Voudrait-on puiser dans les réserves, que ces réserves sont investies en actions et en obligations... Pour en disposer, il eut fallu en liquider une partie au plus mauvais moment.

En fin de compte, Agirc et Arrco ont trouvé à emprunter auprès d’un pool de banques privées qui a évidemment demandé des garanties sur les réserves.

Cette mésaventure va se reproduire tous les mois tant que la France ne se sera pas remise au travail.

Elle ramène surtout tous les acteurs à une réalité qu’ils avaient finalement refusée de voir avant la crise.

La première est que nos systèmes par répartition ne fonctionnent que si la France travaille. Les actifs paient pour les inactifs. L’équilibre des régimes dépend donc du taux d’activité, de la durée de cotisation ou de l’âge de départ à la retraite, de l’espérance de vie et du niveau des pensions. Une crise aussi violente que celle du coronavirus est donc venue dénoncer la fragilité des systèmes par répartition.

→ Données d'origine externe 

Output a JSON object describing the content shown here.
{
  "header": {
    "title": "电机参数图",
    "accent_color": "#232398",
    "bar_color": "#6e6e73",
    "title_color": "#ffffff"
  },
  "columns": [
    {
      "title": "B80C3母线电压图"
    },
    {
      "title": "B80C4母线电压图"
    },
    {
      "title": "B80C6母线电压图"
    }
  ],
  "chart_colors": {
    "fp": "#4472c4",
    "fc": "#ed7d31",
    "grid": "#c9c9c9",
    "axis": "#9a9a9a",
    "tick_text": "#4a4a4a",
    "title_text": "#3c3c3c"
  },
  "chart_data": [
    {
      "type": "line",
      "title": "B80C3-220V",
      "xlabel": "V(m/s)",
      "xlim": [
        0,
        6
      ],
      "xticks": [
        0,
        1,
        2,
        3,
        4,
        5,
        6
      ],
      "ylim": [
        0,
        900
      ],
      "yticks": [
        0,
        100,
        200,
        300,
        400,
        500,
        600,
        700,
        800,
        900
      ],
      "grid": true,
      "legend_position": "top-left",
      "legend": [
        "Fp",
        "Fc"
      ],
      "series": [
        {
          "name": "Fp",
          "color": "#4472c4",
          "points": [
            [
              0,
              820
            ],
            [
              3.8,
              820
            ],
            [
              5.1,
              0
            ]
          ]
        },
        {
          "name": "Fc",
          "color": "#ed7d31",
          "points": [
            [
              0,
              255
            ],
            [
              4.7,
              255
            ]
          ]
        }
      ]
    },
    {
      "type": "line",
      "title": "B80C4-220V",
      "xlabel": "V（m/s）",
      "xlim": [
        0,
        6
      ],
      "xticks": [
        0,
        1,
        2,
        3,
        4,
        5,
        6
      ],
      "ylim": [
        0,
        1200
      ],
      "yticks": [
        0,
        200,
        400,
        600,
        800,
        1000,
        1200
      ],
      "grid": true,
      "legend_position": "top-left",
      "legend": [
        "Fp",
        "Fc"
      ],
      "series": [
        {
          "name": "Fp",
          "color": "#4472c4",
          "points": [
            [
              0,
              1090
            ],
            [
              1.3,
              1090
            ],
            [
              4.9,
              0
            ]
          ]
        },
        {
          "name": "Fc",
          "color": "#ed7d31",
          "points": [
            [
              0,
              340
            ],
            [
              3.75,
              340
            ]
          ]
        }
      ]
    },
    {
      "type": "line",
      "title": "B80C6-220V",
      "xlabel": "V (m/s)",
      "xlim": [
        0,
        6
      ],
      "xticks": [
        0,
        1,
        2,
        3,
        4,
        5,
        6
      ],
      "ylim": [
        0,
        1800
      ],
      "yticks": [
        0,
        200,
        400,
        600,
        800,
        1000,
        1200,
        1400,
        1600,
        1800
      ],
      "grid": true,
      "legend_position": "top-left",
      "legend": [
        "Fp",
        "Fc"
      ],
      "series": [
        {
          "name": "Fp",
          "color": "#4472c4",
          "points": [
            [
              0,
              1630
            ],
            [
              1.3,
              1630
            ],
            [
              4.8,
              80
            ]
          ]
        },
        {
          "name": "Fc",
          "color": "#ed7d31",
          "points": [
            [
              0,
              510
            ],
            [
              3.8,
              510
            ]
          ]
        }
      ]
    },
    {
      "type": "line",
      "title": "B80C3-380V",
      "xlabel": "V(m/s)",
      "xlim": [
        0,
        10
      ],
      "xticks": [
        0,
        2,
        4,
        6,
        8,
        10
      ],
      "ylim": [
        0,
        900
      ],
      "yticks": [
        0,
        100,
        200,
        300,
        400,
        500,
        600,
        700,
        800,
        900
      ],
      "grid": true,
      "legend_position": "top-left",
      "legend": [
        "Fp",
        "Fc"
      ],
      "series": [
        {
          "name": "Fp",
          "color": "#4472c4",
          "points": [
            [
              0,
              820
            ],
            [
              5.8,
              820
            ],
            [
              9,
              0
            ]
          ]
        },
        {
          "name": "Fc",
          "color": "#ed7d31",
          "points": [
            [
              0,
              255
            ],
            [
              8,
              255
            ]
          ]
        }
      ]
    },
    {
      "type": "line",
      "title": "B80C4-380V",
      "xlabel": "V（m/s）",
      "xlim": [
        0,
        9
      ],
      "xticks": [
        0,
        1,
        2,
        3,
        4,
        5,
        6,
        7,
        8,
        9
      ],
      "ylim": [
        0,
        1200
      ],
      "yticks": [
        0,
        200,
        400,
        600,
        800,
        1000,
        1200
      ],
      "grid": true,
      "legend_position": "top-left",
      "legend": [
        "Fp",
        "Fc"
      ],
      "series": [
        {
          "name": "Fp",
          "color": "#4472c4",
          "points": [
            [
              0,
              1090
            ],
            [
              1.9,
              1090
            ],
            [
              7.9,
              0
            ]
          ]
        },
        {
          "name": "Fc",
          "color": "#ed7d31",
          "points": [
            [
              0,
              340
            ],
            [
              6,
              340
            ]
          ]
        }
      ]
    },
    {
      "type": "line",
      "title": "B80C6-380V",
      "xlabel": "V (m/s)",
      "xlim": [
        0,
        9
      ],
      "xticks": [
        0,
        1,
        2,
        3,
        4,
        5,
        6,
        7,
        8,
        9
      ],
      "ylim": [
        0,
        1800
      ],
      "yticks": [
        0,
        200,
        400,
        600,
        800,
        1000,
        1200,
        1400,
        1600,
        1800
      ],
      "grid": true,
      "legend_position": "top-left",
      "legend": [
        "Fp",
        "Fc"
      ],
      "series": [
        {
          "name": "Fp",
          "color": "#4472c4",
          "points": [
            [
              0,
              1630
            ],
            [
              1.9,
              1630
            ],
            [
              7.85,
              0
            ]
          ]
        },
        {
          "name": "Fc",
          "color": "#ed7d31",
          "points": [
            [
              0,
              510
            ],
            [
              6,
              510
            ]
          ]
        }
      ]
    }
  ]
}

Un système avec une dose de capitalisation permettrait d’étaler les risques. Quand General Motors crée un système de retraite investi en actions maison, la crise des subprimes infligeait aux salariés une double peine. De quoi paniquer ! Ils perdaient et leur job et leur retraite. Les pourfendeurs du système par capitalisation avaient mille fois raison de s’angoisser au point d’obtenir l’aide de l’Etat fédéral et Barack Obama n’a pas hésité longtemps avant de faire un chèque et demander une réforme des systèmes de retraite qui ont imposé la diversification des placements.

Un système par capitalisation ne peut fonctionner que si et seulement si l’argent est géré et les risques sont mesurés.

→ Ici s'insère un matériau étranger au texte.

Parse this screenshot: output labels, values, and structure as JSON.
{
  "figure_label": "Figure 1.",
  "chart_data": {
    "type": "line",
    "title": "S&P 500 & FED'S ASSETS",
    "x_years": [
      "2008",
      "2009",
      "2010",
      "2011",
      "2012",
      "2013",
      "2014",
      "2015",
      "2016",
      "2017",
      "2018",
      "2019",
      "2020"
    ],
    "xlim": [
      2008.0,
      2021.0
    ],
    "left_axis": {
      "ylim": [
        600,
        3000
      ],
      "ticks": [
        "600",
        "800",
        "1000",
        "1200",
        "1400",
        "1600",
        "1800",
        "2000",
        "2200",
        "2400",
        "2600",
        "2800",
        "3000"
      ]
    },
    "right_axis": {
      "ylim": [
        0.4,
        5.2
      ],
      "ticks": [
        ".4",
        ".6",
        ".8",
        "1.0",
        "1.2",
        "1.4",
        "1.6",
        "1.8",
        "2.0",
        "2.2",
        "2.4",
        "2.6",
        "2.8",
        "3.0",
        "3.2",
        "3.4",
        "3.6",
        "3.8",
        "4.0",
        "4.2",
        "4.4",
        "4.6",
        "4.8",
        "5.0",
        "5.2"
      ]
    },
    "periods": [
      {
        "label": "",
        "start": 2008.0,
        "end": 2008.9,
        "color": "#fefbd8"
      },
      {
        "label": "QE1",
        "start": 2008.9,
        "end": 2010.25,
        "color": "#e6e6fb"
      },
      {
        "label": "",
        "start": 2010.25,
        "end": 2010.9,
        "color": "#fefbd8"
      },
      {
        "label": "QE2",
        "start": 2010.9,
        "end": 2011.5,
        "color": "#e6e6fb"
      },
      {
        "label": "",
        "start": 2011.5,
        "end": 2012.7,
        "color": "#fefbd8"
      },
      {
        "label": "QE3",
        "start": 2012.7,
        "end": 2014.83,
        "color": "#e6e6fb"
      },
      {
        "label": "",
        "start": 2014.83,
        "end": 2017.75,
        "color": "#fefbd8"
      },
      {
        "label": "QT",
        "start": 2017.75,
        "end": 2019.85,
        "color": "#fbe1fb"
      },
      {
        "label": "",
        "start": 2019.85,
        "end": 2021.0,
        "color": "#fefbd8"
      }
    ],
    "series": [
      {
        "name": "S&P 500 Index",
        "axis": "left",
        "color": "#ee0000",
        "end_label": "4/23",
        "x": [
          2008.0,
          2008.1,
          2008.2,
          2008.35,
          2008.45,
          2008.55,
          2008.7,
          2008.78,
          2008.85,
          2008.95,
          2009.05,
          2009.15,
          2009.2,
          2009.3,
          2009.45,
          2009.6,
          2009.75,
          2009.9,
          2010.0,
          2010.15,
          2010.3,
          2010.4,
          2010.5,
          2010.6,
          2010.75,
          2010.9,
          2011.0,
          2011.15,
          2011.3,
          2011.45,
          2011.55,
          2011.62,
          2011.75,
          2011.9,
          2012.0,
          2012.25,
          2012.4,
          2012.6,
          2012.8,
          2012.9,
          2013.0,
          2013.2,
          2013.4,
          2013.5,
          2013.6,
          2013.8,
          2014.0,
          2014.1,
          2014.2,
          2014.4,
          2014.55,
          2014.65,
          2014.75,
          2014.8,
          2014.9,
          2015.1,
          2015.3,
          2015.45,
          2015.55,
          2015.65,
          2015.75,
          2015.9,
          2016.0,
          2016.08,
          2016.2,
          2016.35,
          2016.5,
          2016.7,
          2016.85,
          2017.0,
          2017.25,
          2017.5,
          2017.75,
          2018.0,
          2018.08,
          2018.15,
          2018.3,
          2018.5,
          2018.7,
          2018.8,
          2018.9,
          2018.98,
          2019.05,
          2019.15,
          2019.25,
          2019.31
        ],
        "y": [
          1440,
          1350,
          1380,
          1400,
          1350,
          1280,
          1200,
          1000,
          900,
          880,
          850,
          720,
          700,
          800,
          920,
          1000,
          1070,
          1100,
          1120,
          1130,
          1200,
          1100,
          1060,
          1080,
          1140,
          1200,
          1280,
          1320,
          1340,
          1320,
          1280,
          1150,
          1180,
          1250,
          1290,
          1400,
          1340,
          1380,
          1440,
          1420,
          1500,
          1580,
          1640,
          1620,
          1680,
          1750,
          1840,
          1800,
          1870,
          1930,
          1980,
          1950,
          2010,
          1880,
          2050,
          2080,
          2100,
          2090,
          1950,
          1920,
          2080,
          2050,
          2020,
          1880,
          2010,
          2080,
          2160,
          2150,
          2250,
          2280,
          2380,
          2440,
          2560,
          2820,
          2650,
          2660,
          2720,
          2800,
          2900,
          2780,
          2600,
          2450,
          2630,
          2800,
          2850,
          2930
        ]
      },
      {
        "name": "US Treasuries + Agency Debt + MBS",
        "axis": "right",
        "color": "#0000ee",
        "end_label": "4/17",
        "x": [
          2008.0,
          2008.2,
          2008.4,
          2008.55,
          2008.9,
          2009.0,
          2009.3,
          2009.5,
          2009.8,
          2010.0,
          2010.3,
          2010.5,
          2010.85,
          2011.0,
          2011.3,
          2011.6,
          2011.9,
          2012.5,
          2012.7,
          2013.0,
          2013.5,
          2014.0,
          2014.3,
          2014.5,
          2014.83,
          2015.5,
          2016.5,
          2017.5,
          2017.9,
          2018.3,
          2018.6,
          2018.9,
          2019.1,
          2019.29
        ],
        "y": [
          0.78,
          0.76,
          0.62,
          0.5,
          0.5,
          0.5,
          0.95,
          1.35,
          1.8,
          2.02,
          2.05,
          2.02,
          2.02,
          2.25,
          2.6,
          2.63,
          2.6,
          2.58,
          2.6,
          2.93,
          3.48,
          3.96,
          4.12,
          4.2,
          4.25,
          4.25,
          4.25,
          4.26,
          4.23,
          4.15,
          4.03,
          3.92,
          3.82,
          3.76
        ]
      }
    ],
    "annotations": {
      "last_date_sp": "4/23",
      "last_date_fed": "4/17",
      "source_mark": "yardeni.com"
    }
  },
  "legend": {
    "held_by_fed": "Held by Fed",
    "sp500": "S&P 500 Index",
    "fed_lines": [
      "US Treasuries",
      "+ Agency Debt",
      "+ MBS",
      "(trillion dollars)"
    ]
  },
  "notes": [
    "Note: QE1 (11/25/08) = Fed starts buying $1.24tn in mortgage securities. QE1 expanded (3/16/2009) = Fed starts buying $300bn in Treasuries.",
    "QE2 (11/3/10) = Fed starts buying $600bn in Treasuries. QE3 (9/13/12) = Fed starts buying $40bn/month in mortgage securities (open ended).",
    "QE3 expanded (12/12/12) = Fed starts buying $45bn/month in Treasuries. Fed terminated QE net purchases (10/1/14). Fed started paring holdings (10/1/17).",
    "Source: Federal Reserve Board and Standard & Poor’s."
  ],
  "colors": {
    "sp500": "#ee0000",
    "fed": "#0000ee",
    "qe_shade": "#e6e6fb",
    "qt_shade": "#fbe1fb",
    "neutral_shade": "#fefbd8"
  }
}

L’Agirc et l'Arrco ont constitué un fonds de réserve très profitable en diversifiant les placements. Sauf qu’en cas de catastrophe, il se révèle bien insuffisant.

Il permet au minimum de fournir des garanties pour emprunter et passer un moment compliqué. Mais à plus long terme, il n’exonère d’aucune réforme.

La deuxième évidence est que la réforme structurelle, qui avait été enterrée après les grèves et avant la crise, revient au premier plan de l’actualité. On n’en sortira pas si on ne sécurise pas les régimes, et le seul levier reste l’âge de départ afin de freiner l’allongement de la durée de vie en retraite. L‘âge de départ qui, rebaptisé âge pivot par le Premier ministre, n’a pas réussi à calmer la colère sociale, obligeant le gouvernement à reporter l’examen de la réforme aux calendes grecques. Sauf que la crise du coronavirus, en tarissant le flux de recettes, va ramener le projet dans l’actualité.

La troisième évidence est que la crise du coronavirus comme toutes les pandémies de l‘histoire, met en lumière l’impact démographique. Parce qu‘en l’absence de réforme structurelle et responsable, il faudra forcément réduire le montant des pensions ou alors pire que tout, espérer en silence que l’épidémie fasse au final beaucoup plus de morts qu’elle en a fait.

Il est évident que certains anti-réformes ne souhaitent en silence qu’une chose, que le virus règle les problèmes de cette façon. Or, en confinant, les responsables ont choisi de tout faire pour sauver les personnes à risques. Ils ont réussi, mais le prix à payer va être très cher.